The transactions came amid elevated pressure on Singapore-based Huobi, which saw about US$85 million of cryptocurrency outflows over a 24-hour period, data compiled by Coinglass showed.
The exchange on Friday said that it plans to lay off about 20 percent of its workforce, adding that it would maintain a “very lean team” as a slump in cryptomarkets enters its second year.
While exchanges such as Huobi are mostly retail driven, institutional interest is more relevant for trading activity, especially in the early part of the next upswing, says Noelle Acheson, author of the Crypto Is Macro Now newsletter.
“They generally account for the bulk of trading and have different risk profiles,” she said. “Retail tends to come in with size later in the cycle, nearer the top.”
Acheson added that there are some “brave and high-conviction” retail investors entering the market right now, “but we are a ways off from seeing a wave.”
Separately, a trustee on Saturday filed an objection in a US court to plans by FTX to sell its digital currency futures and clearinghouse LedgerX, as well as units in Japan and Europe.
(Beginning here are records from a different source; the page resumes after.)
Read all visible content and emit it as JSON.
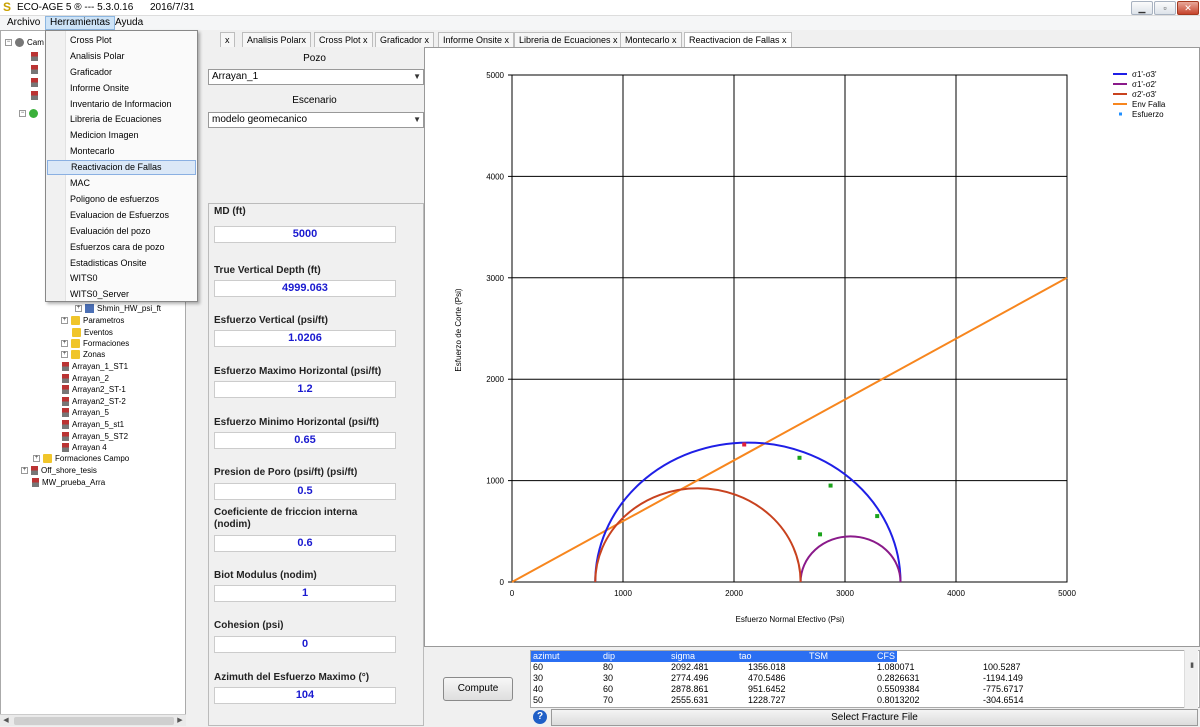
{
  "window": {
    "title": "ECO-AGE 5 ® --- 5.3.0.16      2016/7/31",
    "minimize": "▁",
    "maximize": "▫",
    "close": "✕"
  },
  "menubar": {
    "archivo": "Archivo",
    "herramientas": "Herramientas",
    "ayuda": "Ayuda"
  },
  "dropdown": {
    "items": [
      "Cross Plot",
      "Analisis Polar",
      "Graficador",
      "Informe Onsite",
      "Inventario de Informacion",
      "Libreria de Ecuaciones",
      "Medicion Imagen",
      "Montecarlo",
      "Reactivacion de Fallas",
      "MAC",
      "Poligono de esfuerzos",
      "Evaluacion de Esfuerzos",
      "Evaluación del pozo",
      "Esfuerzos cara de pozo",
      "Estadisticas Onsite",
      "WITS0",
      "WITS0_Server"
    ],
    "active_index": 8
  },
  "tree": {
    "root_label": "Cam",
    "nodes": [
      "Shmin_HW_psi_ft",
      "Parametros",
      "Eventos",
      "Formaciones",
      "Zonas",
      "Arrayan_1_ST1",
      "Arrayan_2",
      "Arrayan2_ST-1",
      "Arrayan2_ST-2",
      "Arrayan_5",
      "Arrayan_5_st1",
      "Arrayan_5_ST2",
      "Arrayan 4",
      "Formaciones Campo",
      "Off_shore_tesis",
      "MW_prueba_Arra"
    ]
  },
  "tabs": [
    "x",
    "Analisis Polarx",
    "Cross Plot x",
    "Graficador x",
    "Informe Onsite x",
    "Libreria de Ecuaciones x",
    "Montecarlo  x",
    "Reactivacion de Fallas    x"
  ],
  "form": {
    "pozo_label": "Pozo",
    "pozo_value": "Arrayan_1",
    "escenario_label": "Escenario",
    "escenario_value": "modelo geomecanico",
    "params": [
      {
        "label": "MD (ft)",
        "value": "5000"
      },
      {
        "label": "True Vertical Depth (ft)",
        "value": "4999.063"
      },
      {
        "label": "Esfuerzo Vertical (psi/ft)",
        "value": "1.0206"
      },
      {
        "label": "Esfuerzo Maximo Horizontal (psi/ft)",
        "value": "1.2"
      },
      {
        "label": "Esfuerzo Minimo Horizontal (psi/ft)",
        "value": "0.65"
      },
      {
        "label": "Presion de Poro (psi/ft) (psi/ft)",
        "value": "0.5"
      },
      {
        "label": "Coeficiente de friccion interna (nodim)",
        "value": "0.6"
      },
      {
        "label": "Biot Modulus (nodim)",
        "value": "1"
      },
      {
        "label": "Cohesion (psi)",
        "value": "0"
      },
      {
        "label": "Azimuth del Esfuerzo Maximo (°)",
        "value": "104"
      }
    ]
  },
  "chart_data": {
    "type": "line",
    "xlabel": "Esfuerzo Normal Efectivo (Psi)",
    "ylabel": "Esfuerzo de Corte (Psi)",
    "xlim": [
      0,
      5000
    ],
    "ylim": [
      0,
      5000
    ],
    "xticks": [
      "0",
      "1000",
      "2000",
      "3000",
      "4000",
      "5000"
    ],
    "yticks": [
      "0",
      "1000",
      "2000",
      "3000",
      "4000",
      "5000"
    ],
    "grid": true,
    "legend_position": "top-right",
    "mohr_circles": [
      {
        "name": "σ1'-σ3'",
        "color": "#1f1fe6",
        "s_min": 750,
        "s_max": 3500
      },
      {
        "name": "σ1'-σ2'",
        "color": "#8a1a8a",
        "s_min": 2600,
        "s_max": 3500
      },
      {
        "name": "σ2'-σ3'",
        "color": "#c8421f",
        "s_min": 750,
        "s_max": 2600
      }
    ],
    "failure_envelope": {
      "name": "Env Falla",
      "color": "#f7861e",
      "cohesion": 0,
      "friction": 0.6,
      "x": [
        0,
        5000
      ],
      "y": [
        0,
        3000
      ]
    },
    "points": {
      "name": "Esfuerzo",
      "color": "#1ba31b",
      "x": [
        2092,
        2590,
        2870,
        2775,
        3290
      ],
      "y": [
        1356,
        1225,
        951,
        470,
        650
      ],
      "highlight_color": "#e0203a"
    }
  },
  "bottom": {
    "compute_label": "Compute",
    "select_file_label": "Select Fracture File",
    "help_glyph": "?",
    "table": {
      "columns": [
        "azimut",
        "dip",
        "sigma",
        "tao",
        "TSM",
        "CFS"
      ],
      "rows": [
        [
          "60",
          "80",
          "2092.481",
          "1356.018",
          "1.080071",
          "100.5287"
        ],
        [
          "30",
          "30",
          "2774.496",
          "470.5486",
          "0.2826631",
          "-1194.149"
        ],
        [
          "40",
          "60",
          "2878.861",
          "951.6452",
          "0.5509384",
          "-775.6717"
        ],
        [
          "50",
          "70",
          "2555.631",
          "1228.727",
          "0.8013202",
          "-304.6514"
        ]
      ]
    }
  }
}
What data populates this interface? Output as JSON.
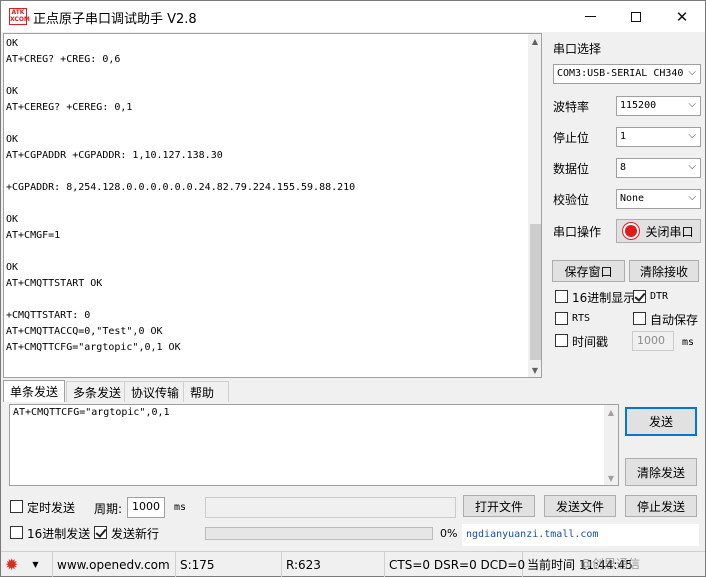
{
  "window": {
    "title": "正点原子串口调试助手 V2.8",
    "icon_line1": "ATK",
    "icon_line2": "XCOM",
    "icon_name": "atk-xcom-icon"
  },
  "receive": {
    "lines": [
      "OK",
      "AT+CREG? +CREG: 0,6",
      "",
      "OK",
      "AT+CEREG? +CEREG: 0,1",
      "",
      "OK",
      "AT+CGPADDR +CGPADDR: 1,10.127.138.30",
      "",
      "+CGPADDR: 8,254.128.0.0.0.0.0.0.24.82.79.224.155.59.88.210",
      "",
      "OK",
      "AT+CMGF=1",
      "",
      "OK",
      "AT+CMQTTSTART OK",
      "",
      "+CMQTTSTART: 0",
      "AT+CMQTTACCQ=0,\"Test\",0 OK",
      "AT+CMQTTCFG=\"argtopic\",0,1 OK"
    ]
  },
  "settings": {
    "port_label": "串口选择",
    "port_value": "COM3:USB-SERIAL CH340",
    "baud_label": "波特率",
    "baud_value": "115200",
    "stopbits_label": "停止位",
    "stopbits_value": "1",
    "databits_label": "数据位",
    "databits_value": "8",
    "parity_label": "校验位",
    "parity_value": "None",
    "serial_op_label": "串口操作",
    "close_port_label": "关闭串口",
    "save_window_label": "保存窗口",
    "clear_recv_label": "清除接收",
    "hex_display_label": "16进制显示",
    "dtr_label": "DTR",
    "rts_label": "RTS",
    "auto_save_label": "自动保存",
    "timestamp_label": "时间戳",
    "timestamp_ms_value": "1000",
    "timestamp_unit": "ms",
    "hex_display_checked": false,
    "dtr_checked": true,
    "rts_checked": false,
    "auto_save_checked": false,
    "timestamp_checked": false
  },
  "tabs": [
    "单条发送",
    "多条发送",
    "协议传输",
    "帮助"
  ],
  "send": {
    "text": "AT+CMQTTCFG=\"argtopic\",0,1",
    "send_label": "发送",
    "clear_send_label": "清除发送",
    "timed_send_label": "定时发送",
    "period_label": "周期:",
    "period_value": "1000",
    "period_unit": "ms",
    "open_file_label": "打开文件",
    "send_file_label": "发送文件",
    "stop_send_label": "停止发送",
    "hex_send_label": "16进制发送",
    "send_newline_label": "发送新行",
    "timed_send_checked": false,
    "hex_send_checked": false,
    "send_newline_checked": true,
    "progress_percent": 0,
    "progress_text": "0%",
    "link_text": "ngdianyuanzi.tmall.com"
  },
  "statusbar": {
    "website": "www.openedv.com",
    "sent": "S:175",
    "received": "R:623",
    "signals": "CTS=0 DSR=0 DCD=0",
    "time": "当前时间 11:44:45",
    "watermark": "@创思通信"
  },
  "colors": {
    "accent": "#0078d7",
    "record_red": "#e11b1b",
    "gear_red": "#d9301e",
    "link_blue": "#1a4db3"
  }
}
FTX filed for bankruptcy protection in November last year.
The company last month said it is planning to sell its LedgerX, Embed, FTX Japan and FTX Europe businesses.
The filing by trustee Andrew Vara called for an independent investigation before the sale of the units, arguing that the companies might have information related to FTX’s bankruptcy.
“The sale of potentially valuable causes of action against the Debtors’ directors, officers and employees, or any other person or entity, should not be permitted until there has been a full and independent investigation into all persons and entities that may have been involved in any malfeasance, negligence or other actionable conduct,” the filing said.
On Tuesday, FTX founder Sam Bankman-Fried pleaded not guilty to criminal charges that he cheated investors and caused billions of US dollars in losses, in what prosecutors have called an “epic” fraud.